Bernanke was referring to the Fed's unprecedented decisions last year to step in and financially back JPMorgan Chase & Co.'s takeover of then-troubled investment house Bear Stearns and throw its first of four financial lifelines to insurance giant American International Group Inc.
In remarks during a Fed conference in Charlotte, N.C., Bernanke said the central bank was forced to take action because the collapse of those companies would have dealt a serious blow to the financial system and the national economy.
The situation underscores the need for new powers to allow the government to safely wind down such huge firms, he said. Bernanke and Treasury Secretary Timothy Geithner recently asked Congress for such powers.
Since the financial crisis erupted in 2007, the Fed's balance sheet - its assets and liabilities
- has more than doubled to $2 trillion from $870 billion. Credit provided under those company bailouts accounts for only 5 percent of the Fed's current balance sheet, Bernanke said.
Still, "these operations have been extremely uncomfortable for the Federal Reserve to undertake and were carried out only because no reasonable alternative was available," he said.
Bernanke also signaled that the central bank is keeping a close eye on the size of commercial banks' reserve balances held at the Fed. If those balances aren't managed right, they could complicate the Fed's task of "raising short-term interest rates when the economy begins to recover or if inflation expectations were to begin to move higher," Bernanke said.
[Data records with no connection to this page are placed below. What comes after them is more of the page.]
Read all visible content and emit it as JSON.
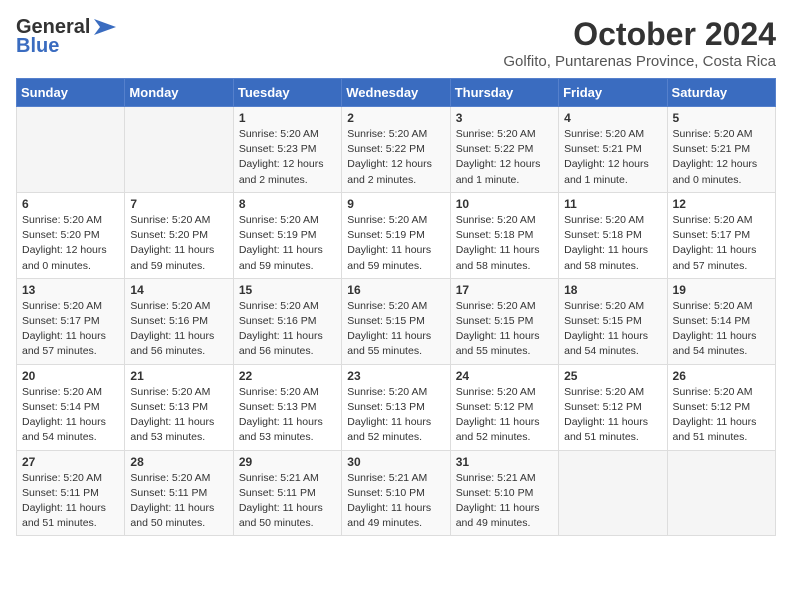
{
  "header": {
    "logo_line1": "General",
    "logo_line2": "Blue",
    "main_title": "October 2024",
    "subtitle": "Golfito, Puntarenas Province, Costa Rica"
  },
  "calendar": {
    "days_of_week": [
      "Sunday",
      "Monday",
      "Tuesday",
      "Wednesday",
      "Thursday",
      "Friday",
      "Saturday"
    ],
    "weeks": [
      [
        {
          "day": "",
          "info": ""
        },
        {
          "day": "",
          "info": ""
        },
        {
          "day": "1",
          "info": "Sunrise: 5:20 AM\nSunset: 5:23 PM\nDaylight: 12 hours\nand 2 minutes."
        },
        {
          "day": "2",
          "info": "Sunrise: 5:20 AM\nSunset: 5:22 PM\nDaylight: 12 hours\nand 2 minutes."
        },
        {
          "day": "3",
          "info": "Sunrise: 5:20 AM\nSunset: 5:22 PM\nDaylight: 12 hours\nand 1 minute."
        },
        {
          "day": "4",
          "info": "Sunrise: 5:20 AM\nSunset: 5:21 PM\nDaylight: 12 hours\nand 1 minute."
        },
        {
          "day": "5",
          "info": "Sunrise: 5:20 AM\nSunset: 5:21 PM\nDaylight: 12 hours\nand 0 minutes."
        }
      ],
      [
        {
          "day": "6",
          "info": "Sunrise: 5:20 AM\nSunset: 5:20 PM\nDaylight: 12 hours\nand 0 minutes."
        },
        {
          "day": "7",
          "info": "Sunrise: 5:20 AM\nSunset: 5:20 PM\nDaylight: 11 hours\nand 59 minutes."
        },
        {
          "day": "8",
          "info": "Sunrise: 5:20 AM\nSunset: 5:19 PM\nDaylight: 11 hours\nand 59 minutes."
        },
        {
          "day": "9",
          "info": "Sunrise: 5:20 AM\nSunset: 5:19 PM\nDaylight: 11 hours\nand 59 minutes."
        },
        {
          "day": "10",
          "info": "Sunrise: 5:20 AM\nSunset: 5:18 PM\nDaylight: 11 hours\nand 58 minutes."
        },
        {
          "day": "11",
          "info": "Sunrise: 5:20 AM\nSunset: 5:18 PM\nDaylight: 11 hours\nand 58 minutes."
        },
        {
          "day": "12",
          "info": "Sunrise: 5:20 AM\nSunset: 5:17 PM\nDaylight: 11 hours\nand 57 minutes."
        }
      ],
      [
        {
          "day": "13",
          "info": "Sunrise: 5:20 AM\nSunset: 5:17 PM\nDaylight: 11 hours\nand 57 minutes."
        },
        {
          "day": "14",
          "info": "Sunrise: 5:20 AM\nSunset: 5:16 PM\nDaylight: 11 hours\nand 56 minutes."
        },
        {
          "day": "15",
          "info": "Sunrise: 5:20 AM\nSunset: 5:16 PM\nDaylight: 11 hours\nand 56 minutes."
        },
        {
          "day": "16",
          "info": "Sunrise: 5:20 AM\nSunset: 5:15 PM\nDaylight: 11 hours\nand 55 minutes."
        },
        {
          "day": "17",
          "info": "Sunrise: 5:20 AM\nSunset: 5:15 PM\nDaylight: 11 hours\nand 55 minutes."
        },
        {
          "day": "18",
          "info": "Sunrise: 5:20 AM\nSunset: 5:15 PM\nDaylight: 11 hours\nand 54 minutes."
        },
        {
          "day": "19",
          "info": "Sunrise: 5:20 AM\nSunset: 5:14 PM\nDaylight: 11 hours\nand 54 minutes."
        }
      ],
      [
        {
          "day": "20",
          "info": "Sunrise: 5:20 AM\nSunset: 5:14 PM\nDaylight: 11 hours\nand 54 minutes."
        },
        {
          "day": "21",
          "info": "Sunrise: 5:20 AM\nSunset: 5:13 PM\nDaylight: 11 hours\nand 53 minutes."
        },
        {
          "day": "22",
          "info": "Sunrise: 5:20 AM\nSunset: 5:13 PM\nDaylight: 11 hours\nand 53 minutes."
        },
        {
          "day": "23",
          "info": "Sunrise: 5:20 AM\nSunset: 5:13 PM\nDaylight: 11 hours\nand 52 minutes."
        },
        {
          "day": "24",
          "info": "Sunrise: 5:20 AM\nSunset: 5:12 PM\nDaylight: 11 hours\nand 52 minutes."
        },
        {
          "day": "25",
          "info": "Sunrise: 5:20 AM\nSunset: 5:12 PM\nDaylight: 11 hours\nand 51 minutes."
        },
        {
          "day": "26",
          "info": "Sunrise: 5:20 AM\nSunset: 5:12 PM\nDaylight: 11 hours\nand 51 minutes."
        }
      ],
      [
        {
          "day": "27",
          "info": "Sunrise: 5:20 AM\nSunset: 5:11 PM\nDaylight: 11 hours\nand 51 minutes."
        },
        {
          "day": "28",
          "info": "Sunrise: 5:20 AM\nSunset: 5:11 PM\nDaylight: 11 hours\nand 50 minutes."
        },
        {
          "day": "29",
          "info": "Sunrise: 5:21 AM\nSunset: 5:11 PM\nDaylight: 11 hours\nand 50 minutes."
        },
        {
          "day": "30",
          "info": "Sunrise: 5:21 AM\nSunset: 5:10 PM\nDaylight: 11 hours\nand 49 minutes."
        },
        {
          "day": "31",
          "info": "Sunrise: 5:21 AM\nSunset: 5:10 PM\nDaylight: 11 hours\nand 49 minutes."
        },
        {
          "day": "",
          "info": ""
        },
        {
          "day": "",
          "info": ""
        }
      ]
    ]
  }
}
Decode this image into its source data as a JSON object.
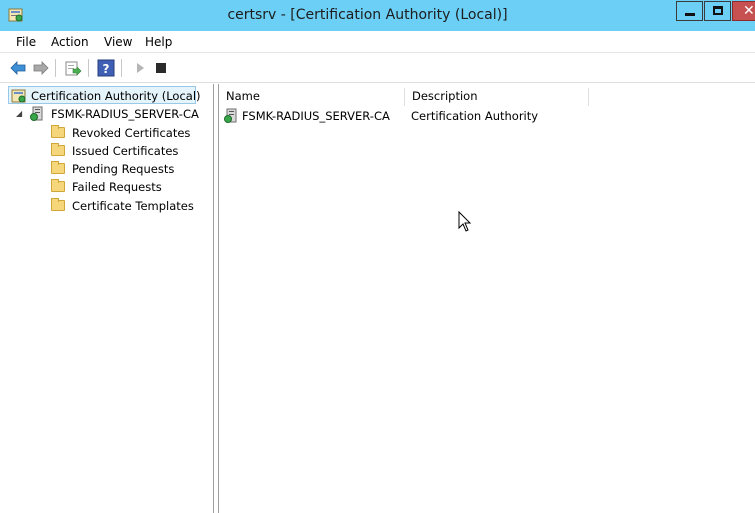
{
  "window": {
    "title": "certsrv - [Certification Authority (Local)]",
    "close_glyph": "✕",
    "colors": {
      "titlebar": "#6ccff6",
      "selection": "#e5f3fb",
      "close": "#c75050"
    }
  },
  "menu": [
    "File",
    "Action",
    "View",
    "Help"
  ],
  "toolbar": {
    "icons": [
      "back-arrow-icon",
      "forward-arrow-icon",
      "export-list-icon",
      "help-icon",
      "start-service-icon",
      "stop-service-icon"
    ]
  },
  "tree": {
    "root": "Certification Authority (Local)",
    "ca": {
      "expander": "◢",
      "name": "FSMK-RADIUS_SERVER-CA"
    },
    "folders": [
      "Revoked Certificates",
      "Issued Certificates",
      "Pending Requests",
      "Failed Requests",
      "Certificate Templates"
    ]
  },
  "list": {
    "columns": [
      "Name",
      "Description"
    ],
    "rows": [
      {
        "name": "FSMK-RADIUS_SERVER-CA",
        "description": "Certification Authority"
      }
    ]
  }
}
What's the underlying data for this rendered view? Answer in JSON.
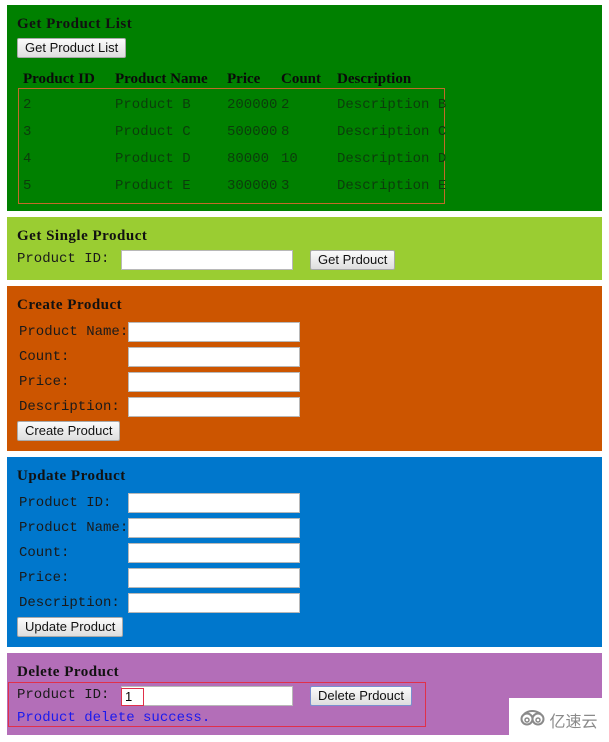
{
  "get_list": {
    "heading": "Get Product List",
    "button_label": "Get Product List",
    "columns": [
      "Product ID",
      "Product Name",
      "Price",
      "Count",
      "Description"
    ],
    "rows": [
      [
        "2",
        "Product B",
        "200000",
        "2",
        "Description B"
      ],
      [
        "3",
        "Product C",
        "500000",
        "8",
        "Description C"
      ],
      [
        "4",
        "Product D",
        "80000",
        "10",
        "Description D"
      ],
      [
        "5",
        "Product E",
        "300000",
        "3",
        "Description E"
      ]
    ],
    "bg_color": "#008000"
  },
  "get_single": {
    "heading": "Get Single Product",
    "id_label": "Product ID:",
    "id_value": "",
    "button_label": "Get Prdouct",
    "bg_color": "#9acd32"
  },
  "create": {
    "heading": "Create Product",
    "fields": [
      {
        "label": "Product Name:",
        "value": ""
      },
      {
        "label": "Count:",
        "value": ""
      },
      {
        "label": "Price:",
        "value": ""
      },
      {
        "label": "Description:",
        "value": ""
      }
    ],
    "button_label": "Create Product",
    "bg_color": "#cc5500"
  },
  "update": {
    "heading": "Update Product",
    "fields": [
      {
        "label": "Product ID:",
        "value": ""
      },
      {
        "label": "Product Name:",
        "value": ""
      },
      {
        "label": "Count:",
        "value": ""
      },
      {
        "label": "Price:",
        "value": ""
      },
      {
        "label": "Description:",
        "value": ""
      }
    ],
    "button_label": "Update Product",
    "bg_color": "#0077cc"
  },
  "delete": {
    "heading": "Delete Product",
    "id_label": "Product ID:",
    "id_value": "1",
    "button_label": "Delete Prdouct",
    "status_message": "Product delete success.",
    "status_color": "#1a1aee",
    "bg_color": "#b36eb8"
  },
  "watermark": {
    "icon": "cloud-logo-icon",
    "text": "亿速云"
  }
}
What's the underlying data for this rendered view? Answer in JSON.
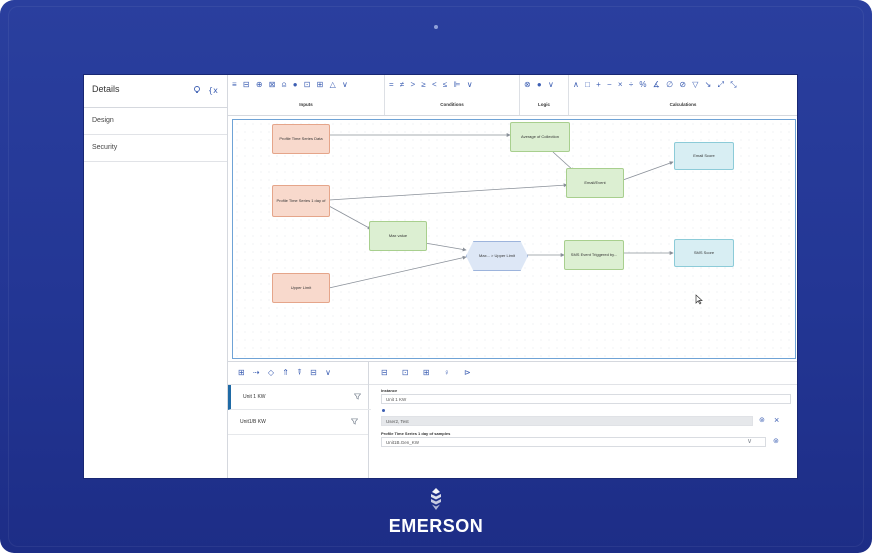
{
  "device": {
    "brand": "EMERSON"
  },
  "details": {
    "title": "Details",
    "nav": [
      {
        "label": "Design"
      },
      {
        "label": "Security"
      }
    ]
  },
  "toolbar": {
    "groups": [
      {
        "label": "Inputs",
        "glyphs": "≡ ⊟ ⊕ ⊠ ⍝ ● ⊡ ⊞ △ ∨"
      },
      {
        "label": "Conditions",
        "glyphs": "= ≠ > ≥ < ≤ ⊫ ∨"
      },
      {
        "label": "Logic",
        "glyphs": "⊗ ● ∨"
      },
      {
        "label": "Calculations",
        "glyphs": "∧ □ + − × ÷ % ∡ ∅ ⊘ ▽ ↘ ⤢ ⤡"
      }
    ]
  },
  "flow": {
    "nodes": {
      "profile_series_data": "Profile Time Series Data",
      "profile_series_day": "Profile Time Series 1 day of",
      "upper_limit": "Upper Limit",
      "average_collection": "Average of Collection",
      "max_value": "Max value",
      "max_upper": "Max... > Upper Limit",
      "email_event": "Email/Event",
      "sms_event": "SMS Event Triggered by...",
      "email_score": "Email Score",
      "sms_score": "SMS Score"
    },
    "compare_symbol": ">"
  },
  "bottom": {
    "list_tools_glyphs": "⊞ ⇢ ◇ ⇑ ⍒ ⊟ ∨",
    "units": [
      {
        "label": "Unit 1 KW",
        "selected": true
      },
      {
        "label": "Unit1/B KW",
        "selected": false
      }
    ],
    "detail_tools_glyphs": "⊟ ⊡ ⊞ ♀ ⊳",
    "fields": {
      "instance_label": "Instance",
      "instance_value": "Unit 1 KW",
      "user_value": "User2, Test",
      "series_label": "Profile Time Series 1 day of samples",
      "series_value": "Unit1B.Gen_KW"
    }
  },
  "colors": {
    "bezel": "#233694",
    "accent": "#3d5fb3",
    "node_orange": "#f8d9cc",
    "node_green": "#dcefd2",
    "node_teal": "#d8eef3"
  }
}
The Fed's radical programs to bust through the financial crisis and spur bank lending to consumers and businesses are helping. Its program to provide financial companies with loans, buy mounds of debt that companies rely on for short-terming financing of payrolls and supplies, and efforts to bolster consumer lending and the mutual funds have eased some credit stresses, he said.
Such efforts by the Fed, along with central banks in other countries, have "significantly reduced funding pressures for financial institutions, helped to reduce rates in bank funding markets and increase overall financial stability," Bernanke said.
Getting banks to boost lending to customers is a key ingredient to any economic turnaround. The Fed chief said he expects to see a "gradual resumption of sustainable economic growth." However, he didn't say when.